From February until May I just went through the motions of daily life and my emotions were constantly up and down. Sometimes I thought I was going to be ok and other times I just wanted to die to get out of my misery. The turning point for me where the oppressive grief lifted and I felt more myself came in May. Nathan had an interview with a fellowship program at Wake Forest University in Winston-Salem, NC and we all went with him. While he had the interview I took the kids into the Appalachian Mountains for the day and we went hiking. It was a beautiful spring day, hardly anyone was there, and there were absolutely gorgeous views from the top of the mountain. I’ve always loved nature but for some reason being out there all day with just my kids really healed me. I felt closer to God than I had at any other time in my life up to that point and knew He was taking care of me. And after that amazing day full of gorgeous hikes and scenery the weight of grief was lifted off my shoulders.

It wasn’t smooth sailing after that, but I felt much better. The big weight was gone even though I still had many days where I couldn’t stop thinking of what it would be like if she were here, and just missing her so much. Holidays and special times were the hardest: Mother’s Day when I had planned to celebrate being the mom of 6. Going to the strawberry patch as I had bought a tiny strawberry outfit in anticipation of taking her. Fourth of July when I had planned matching outfits for the kids.

Getting pregnant again

I had a lot of milk for a long time so my period didn’t come back for a couple of months and then I got pregnant right away on accident because it was hard to tell when I was ovulating with an irregular cycle. It miscarried at 6 weeks and while it was hard on me physically and emotionally, I was also glad because I didn’t want a January baby and I wasn’t ready yet. I was also grateful it miscarried early rather than waiting till 10 or 12 weeks and drawing it out like my first miscarriage. This one happened in one day and was a much better experience than my first. That was in mid June and by the beginning of August I found out I was pregnant again and this time I was super excited and knew everything would be just fine. It caused another rough start to the first 3 months of our school year as I was sick and tired but I was also happy. The following April a healthy 8 lb 1 oz baby girl, Kaitlyn, joined our family and to hear her cry was the best noise ever!! I dreamt of that moment for the past 9 months and was so happy it came true. I was also thrilled to nurse her as I had so much milk with Julianne and no baby to nurse. It made me not take breastfeeding for granted like I had with my first 5 kids and I nursed my second 5 kids a lot longer.

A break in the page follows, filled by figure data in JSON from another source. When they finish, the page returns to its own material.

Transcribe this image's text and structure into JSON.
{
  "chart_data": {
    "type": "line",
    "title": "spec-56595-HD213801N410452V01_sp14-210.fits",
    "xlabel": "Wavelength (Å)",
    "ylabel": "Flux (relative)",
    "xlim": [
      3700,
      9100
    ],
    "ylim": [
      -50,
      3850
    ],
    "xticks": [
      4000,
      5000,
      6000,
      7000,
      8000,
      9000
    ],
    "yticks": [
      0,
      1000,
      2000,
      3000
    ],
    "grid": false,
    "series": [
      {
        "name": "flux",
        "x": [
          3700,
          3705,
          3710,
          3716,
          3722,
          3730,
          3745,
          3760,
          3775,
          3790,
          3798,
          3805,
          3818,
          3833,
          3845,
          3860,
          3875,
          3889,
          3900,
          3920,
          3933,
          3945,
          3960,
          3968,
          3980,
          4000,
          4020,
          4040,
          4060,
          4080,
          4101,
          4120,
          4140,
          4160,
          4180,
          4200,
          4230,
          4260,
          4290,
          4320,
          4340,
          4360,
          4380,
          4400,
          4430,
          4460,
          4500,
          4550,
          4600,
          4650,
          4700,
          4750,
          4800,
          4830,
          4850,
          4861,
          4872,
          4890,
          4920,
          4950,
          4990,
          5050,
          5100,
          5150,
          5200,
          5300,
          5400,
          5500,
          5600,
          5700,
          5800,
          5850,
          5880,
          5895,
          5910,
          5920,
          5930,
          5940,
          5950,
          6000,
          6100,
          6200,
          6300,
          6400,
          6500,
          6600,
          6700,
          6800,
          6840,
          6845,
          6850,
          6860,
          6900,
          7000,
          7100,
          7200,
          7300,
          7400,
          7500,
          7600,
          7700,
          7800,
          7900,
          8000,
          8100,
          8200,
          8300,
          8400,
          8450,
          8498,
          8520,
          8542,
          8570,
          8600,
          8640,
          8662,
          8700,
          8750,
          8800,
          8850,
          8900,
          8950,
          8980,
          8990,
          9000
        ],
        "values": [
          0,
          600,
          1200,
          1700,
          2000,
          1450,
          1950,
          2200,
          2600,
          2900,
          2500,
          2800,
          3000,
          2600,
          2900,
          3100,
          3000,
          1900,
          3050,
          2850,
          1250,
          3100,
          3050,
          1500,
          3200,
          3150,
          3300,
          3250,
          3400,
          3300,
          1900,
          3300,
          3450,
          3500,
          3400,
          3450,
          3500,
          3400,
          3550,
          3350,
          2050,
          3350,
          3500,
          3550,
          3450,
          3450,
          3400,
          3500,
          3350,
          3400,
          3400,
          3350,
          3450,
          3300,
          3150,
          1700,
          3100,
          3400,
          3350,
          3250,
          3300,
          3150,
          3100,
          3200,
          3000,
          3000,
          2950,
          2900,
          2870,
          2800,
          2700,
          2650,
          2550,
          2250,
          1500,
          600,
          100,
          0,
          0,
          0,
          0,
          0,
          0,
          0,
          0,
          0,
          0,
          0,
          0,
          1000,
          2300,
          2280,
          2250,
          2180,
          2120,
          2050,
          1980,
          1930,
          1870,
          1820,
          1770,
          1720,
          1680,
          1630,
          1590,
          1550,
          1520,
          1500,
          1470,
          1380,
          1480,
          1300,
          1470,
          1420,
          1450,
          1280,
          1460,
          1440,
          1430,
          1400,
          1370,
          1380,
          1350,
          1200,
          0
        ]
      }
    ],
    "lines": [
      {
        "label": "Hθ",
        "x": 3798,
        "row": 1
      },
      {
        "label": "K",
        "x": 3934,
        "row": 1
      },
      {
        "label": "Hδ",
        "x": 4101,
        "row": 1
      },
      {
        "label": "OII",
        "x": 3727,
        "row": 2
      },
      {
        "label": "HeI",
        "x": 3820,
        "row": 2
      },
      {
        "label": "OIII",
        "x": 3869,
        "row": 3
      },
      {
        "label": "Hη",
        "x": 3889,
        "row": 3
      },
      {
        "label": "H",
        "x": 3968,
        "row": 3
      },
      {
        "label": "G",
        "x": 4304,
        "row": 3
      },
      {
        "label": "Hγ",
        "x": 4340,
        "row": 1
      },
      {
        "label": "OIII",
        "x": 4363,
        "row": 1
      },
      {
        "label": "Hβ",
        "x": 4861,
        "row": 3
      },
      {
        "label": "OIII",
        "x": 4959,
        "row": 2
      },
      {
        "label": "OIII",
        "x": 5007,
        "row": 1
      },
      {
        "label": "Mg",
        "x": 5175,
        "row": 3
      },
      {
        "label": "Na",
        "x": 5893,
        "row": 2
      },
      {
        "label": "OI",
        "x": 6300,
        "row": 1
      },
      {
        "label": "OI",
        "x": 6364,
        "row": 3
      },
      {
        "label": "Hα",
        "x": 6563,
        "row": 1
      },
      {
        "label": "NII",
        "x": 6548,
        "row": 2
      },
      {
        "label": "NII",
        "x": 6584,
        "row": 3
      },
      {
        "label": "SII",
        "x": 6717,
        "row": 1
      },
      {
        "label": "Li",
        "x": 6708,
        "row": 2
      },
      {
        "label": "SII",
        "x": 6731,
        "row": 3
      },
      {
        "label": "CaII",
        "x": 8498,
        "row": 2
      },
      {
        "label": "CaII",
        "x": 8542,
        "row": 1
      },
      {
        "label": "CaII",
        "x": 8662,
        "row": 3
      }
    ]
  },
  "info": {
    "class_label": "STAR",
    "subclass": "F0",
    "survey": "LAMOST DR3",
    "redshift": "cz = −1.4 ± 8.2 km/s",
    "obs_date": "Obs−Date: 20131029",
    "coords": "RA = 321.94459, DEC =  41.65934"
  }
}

That is my story of our little stillborn baby. If you’re reading this you probably have an experience with a stillborn or pregnancy loss. If so, I’d love to hear it! If not, I hope this helps you know what it’s like to lose a baby so you can help friends and family who are going through it. It is a devastating time but also a time a family draws together, supports each other, and becomes stronger. I learned that Heavenly Father loved me more than I thought He did and felt Him helping me through other people serving me. I wouldn’t wish this experience on anyone, yet I do hope everyone gets a chance to feel God’s arms around them as I did after Julianne died.